Hope to release more FOSS projects along the way; lot of taking from ProseMirror compared to what's given back IMHO(not targeted at TipTap which provides a lot of value). I've got some stuff geared towards minimizing keystroke-to-paint latency which I hope to write about soon. Ideally we will reach a point where we contribute funds to the ProseMirror project.

Cheers!

ducks



Have you tried the nytimes react integration? https://github.com/nytimes/react-prosemirror

It should be lighter than tiptap.


Thank you for your open source contributions and in-depth articles. We think that the field of collaboration is still new and evolving. Because of the pros and cons of the different implementations, we think it might be a good idea to have the choice between libraries like Yjs and Automerge. Would you use it?


Would I use Automerge? Hopefully this isn't TMI :)

I think it would need to clearly be worth the cost. I'm having a hard time imagining use-cases my users would have, and matter enough, that would necessitate it over the commit based backend..

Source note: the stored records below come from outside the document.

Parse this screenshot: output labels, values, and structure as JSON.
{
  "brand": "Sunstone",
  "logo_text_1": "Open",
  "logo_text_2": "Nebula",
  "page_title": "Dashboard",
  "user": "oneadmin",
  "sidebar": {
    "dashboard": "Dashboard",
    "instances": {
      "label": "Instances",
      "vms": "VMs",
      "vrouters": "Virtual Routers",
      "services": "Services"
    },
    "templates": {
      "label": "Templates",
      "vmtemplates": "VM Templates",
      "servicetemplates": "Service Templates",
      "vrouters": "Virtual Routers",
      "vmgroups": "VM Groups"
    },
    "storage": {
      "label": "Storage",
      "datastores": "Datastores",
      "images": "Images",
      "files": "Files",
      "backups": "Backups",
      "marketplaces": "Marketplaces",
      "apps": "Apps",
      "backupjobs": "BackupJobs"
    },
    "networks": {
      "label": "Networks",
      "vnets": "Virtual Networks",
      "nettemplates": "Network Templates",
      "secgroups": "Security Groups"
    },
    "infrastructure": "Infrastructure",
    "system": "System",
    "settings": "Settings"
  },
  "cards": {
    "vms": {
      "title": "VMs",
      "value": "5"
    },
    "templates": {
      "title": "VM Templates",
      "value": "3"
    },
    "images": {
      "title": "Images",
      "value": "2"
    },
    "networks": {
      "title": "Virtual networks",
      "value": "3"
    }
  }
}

I spent quite a bit of time as an FTE building out a robust-ish and efficient Yjs backend POC. This included refactoring the ProseMirror Yjs bindings into a proper TypeScript project, and specializing them for some funky use-cases. At the end of it all my personal takeaways were:

* State-based CRDT isn't great when you want a central authority in the mix anyway and are fundamentally trying to work with operations

* The exchange rate between ProseMirror's currency, steps, and some other replication strategies building blocks is too high

* ProseMirror should add the concept of range-relocation to its mappings; this is a bit of an aside but it would help retain user intent when reconciling concurrent edits involved in block relocations

As a concrete example for others imagine a knowledge base editor. You want allow certain users ONLY to comment and you want to enforce this on the backend. There are a number of ways this could be implemented but you may want the UX of optimistically allowing them to make that edit in the FE and then submit the ProseMirror steps to the backend. This will typically involve two fundamental ProseMirror steps(of which there are only a few) to set an attribute and set a mark on a node range.

You can relatively easily inspect the submitted changes to verify only the allowed operations are occurring, and authorize the user for them.

However Yjs just cares about syncing state so the documents end up equivalent, and its efficient diff format doesn't really have the info you'd need to determine what's going on. You'd need to have the actual document model loaded, and then diff the docs before/after to figure out exactly what happened. And/or patch into the Yjs binding diff algorithm which works surprisingly well but doesn't produce minimal changes and can often "over edit" the document model.

So something that was relatively simple with ProseMirror steps has become a huge thing with Yjs. And for what?

All that to say, Automerge is supposedly operation based so in theory it sounds like a better route for use cases involving a central authority(which is most if I'm speculating) and want to do extra processing on document operations.. But it'd need to bring a lot to the table to offset the time investment..


I wouldn't say no to first-party integration with crsqlite! [1]

[1] https://github.com/vlcn-io/cr-sqlite


I didn't know that. Especially the first approach [1] sounds interesting to me, because as far as I know the transactions of Yjs seem to be a problem on heavily changing documents. Thanks!